Before the trial was adjourned, the clerk read out the charges on July 11. These included one of “conduct that offends the principles of Christian religion or morality for having repeatedly accessed pornographic sites,” including while in Vatican City. The trial indictment also accused him of causing psychological damage to his victims.

The Vatican said in a June 15 statement that Wesołowski has been accused of a number of offenses, “some committed during his stay in Rome from August 2013 until the moment of his arrest, on Sept. 22, 2014.” Other offenses were allegedly committed when he was nuncio to the Dominican Republic and apostolic delegate to Puerto Rico, from 2008 to 2013, the Vatican said.

It added that, with regard to the period spent in Rome, Wesołowski is “charged with the offense of possession of child pornography” under a new law introduced by Pope Francis in 2013. It said the allegations referring to the preceding period “are based on evidence transmitted by the judicial authorities of Santo Domingo in relation to the sexual abuse of minors.”

Vatican spokesman Father Federico Lombardi told journalists June 15 that no request from the Dominican Republic had, at that time, been submitted by Vatican authorities with regard to the case.
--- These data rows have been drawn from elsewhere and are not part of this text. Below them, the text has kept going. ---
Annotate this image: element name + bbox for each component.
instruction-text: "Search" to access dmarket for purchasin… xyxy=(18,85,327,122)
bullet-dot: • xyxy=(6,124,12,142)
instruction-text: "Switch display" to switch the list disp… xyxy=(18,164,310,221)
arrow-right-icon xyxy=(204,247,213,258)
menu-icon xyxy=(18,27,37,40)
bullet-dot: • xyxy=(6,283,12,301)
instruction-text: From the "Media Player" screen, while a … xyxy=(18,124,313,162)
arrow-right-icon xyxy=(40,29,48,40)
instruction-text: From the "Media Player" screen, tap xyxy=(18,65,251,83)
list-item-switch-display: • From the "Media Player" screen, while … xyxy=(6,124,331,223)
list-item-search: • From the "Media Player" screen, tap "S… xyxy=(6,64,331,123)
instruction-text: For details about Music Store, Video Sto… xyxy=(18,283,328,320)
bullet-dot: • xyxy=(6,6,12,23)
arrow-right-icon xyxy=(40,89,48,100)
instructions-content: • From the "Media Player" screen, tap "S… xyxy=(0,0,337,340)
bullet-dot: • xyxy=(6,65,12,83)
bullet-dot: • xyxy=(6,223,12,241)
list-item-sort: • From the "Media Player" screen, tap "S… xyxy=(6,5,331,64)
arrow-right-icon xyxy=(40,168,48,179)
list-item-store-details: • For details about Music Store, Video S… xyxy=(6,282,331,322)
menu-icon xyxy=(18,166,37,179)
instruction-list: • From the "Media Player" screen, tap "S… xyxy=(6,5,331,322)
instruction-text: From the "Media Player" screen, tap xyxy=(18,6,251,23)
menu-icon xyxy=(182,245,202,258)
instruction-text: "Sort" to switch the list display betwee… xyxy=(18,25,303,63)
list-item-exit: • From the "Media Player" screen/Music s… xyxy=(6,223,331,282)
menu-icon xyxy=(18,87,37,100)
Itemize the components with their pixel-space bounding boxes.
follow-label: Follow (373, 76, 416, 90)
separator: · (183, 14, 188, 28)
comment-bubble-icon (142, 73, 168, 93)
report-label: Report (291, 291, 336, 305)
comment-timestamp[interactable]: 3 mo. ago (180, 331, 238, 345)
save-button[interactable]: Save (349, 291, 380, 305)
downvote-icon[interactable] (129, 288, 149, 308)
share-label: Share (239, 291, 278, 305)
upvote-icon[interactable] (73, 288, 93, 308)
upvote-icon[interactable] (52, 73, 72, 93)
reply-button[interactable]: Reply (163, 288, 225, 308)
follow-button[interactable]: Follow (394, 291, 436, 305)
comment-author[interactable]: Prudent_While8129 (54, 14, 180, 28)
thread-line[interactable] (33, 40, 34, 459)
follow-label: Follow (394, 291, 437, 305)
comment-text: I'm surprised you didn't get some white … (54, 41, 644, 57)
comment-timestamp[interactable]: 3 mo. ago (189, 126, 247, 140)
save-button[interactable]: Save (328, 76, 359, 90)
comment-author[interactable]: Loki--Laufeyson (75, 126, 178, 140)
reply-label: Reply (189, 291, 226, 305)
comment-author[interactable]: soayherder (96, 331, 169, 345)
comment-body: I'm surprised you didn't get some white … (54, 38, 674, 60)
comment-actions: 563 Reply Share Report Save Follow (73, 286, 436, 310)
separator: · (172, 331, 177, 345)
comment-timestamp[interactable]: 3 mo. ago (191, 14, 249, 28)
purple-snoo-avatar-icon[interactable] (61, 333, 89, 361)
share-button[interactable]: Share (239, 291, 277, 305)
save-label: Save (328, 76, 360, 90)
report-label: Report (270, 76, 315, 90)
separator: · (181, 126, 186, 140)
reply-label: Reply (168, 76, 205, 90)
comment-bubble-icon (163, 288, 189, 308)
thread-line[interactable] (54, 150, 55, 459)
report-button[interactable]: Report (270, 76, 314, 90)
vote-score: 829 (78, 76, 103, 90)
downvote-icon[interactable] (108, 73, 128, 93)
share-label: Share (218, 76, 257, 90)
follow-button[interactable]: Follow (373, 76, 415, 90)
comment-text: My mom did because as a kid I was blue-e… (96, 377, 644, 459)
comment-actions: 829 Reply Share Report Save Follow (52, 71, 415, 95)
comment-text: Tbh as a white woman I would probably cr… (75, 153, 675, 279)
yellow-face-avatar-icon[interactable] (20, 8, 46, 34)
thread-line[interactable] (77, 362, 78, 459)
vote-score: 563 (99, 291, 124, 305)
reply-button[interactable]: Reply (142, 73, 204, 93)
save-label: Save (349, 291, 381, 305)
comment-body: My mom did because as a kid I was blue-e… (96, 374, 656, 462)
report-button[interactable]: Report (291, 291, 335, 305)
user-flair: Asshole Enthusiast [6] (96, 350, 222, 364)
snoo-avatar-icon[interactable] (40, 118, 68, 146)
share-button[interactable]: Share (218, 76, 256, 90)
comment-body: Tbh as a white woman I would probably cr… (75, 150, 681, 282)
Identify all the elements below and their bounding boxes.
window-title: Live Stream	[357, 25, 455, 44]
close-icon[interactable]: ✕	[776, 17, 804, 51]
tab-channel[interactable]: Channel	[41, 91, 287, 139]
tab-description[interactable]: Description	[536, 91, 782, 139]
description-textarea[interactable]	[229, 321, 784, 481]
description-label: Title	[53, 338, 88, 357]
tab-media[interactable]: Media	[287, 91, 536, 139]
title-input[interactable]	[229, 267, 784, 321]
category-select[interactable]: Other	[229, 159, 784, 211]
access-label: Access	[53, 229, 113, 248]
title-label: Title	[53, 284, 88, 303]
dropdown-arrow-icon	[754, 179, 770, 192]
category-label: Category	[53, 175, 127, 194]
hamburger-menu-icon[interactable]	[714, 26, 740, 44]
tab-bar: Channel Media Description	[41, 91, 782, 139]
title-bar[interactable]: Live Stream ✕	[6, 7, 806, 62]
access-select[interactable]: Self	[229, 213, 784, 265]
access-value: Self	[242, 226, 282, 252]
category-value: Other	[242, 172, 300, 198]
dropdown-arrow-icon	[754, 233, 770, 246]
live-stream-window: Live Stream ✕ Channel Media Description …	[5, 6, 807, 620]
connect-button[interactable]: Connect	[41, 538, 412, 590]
Wesołowski was stripped of his diplomatic immunity and laicized last June, after the first stage of a canonical trial, but has since appealed against the decision to laicize him.


‘Detailed Procedure’

When the trial resumes, the Vatican says it will be alert to any testimonies that might show other prelates had heard allegations about Wesolowski’s conduct but stayed quiet.

The Vatican stated that these serious allegations will be carefully investigated, together with civil authorities in the Dominican Republic, if necessary.

“This will be a delicate and detailed procedure,” Father Lombardi said, “requiring the most careful observations and insights from all parties involved in the trial.”

Edward Pentin is the Register’s Rome correspondent.


Editor's note: This story was updated July 20 to include the latest information.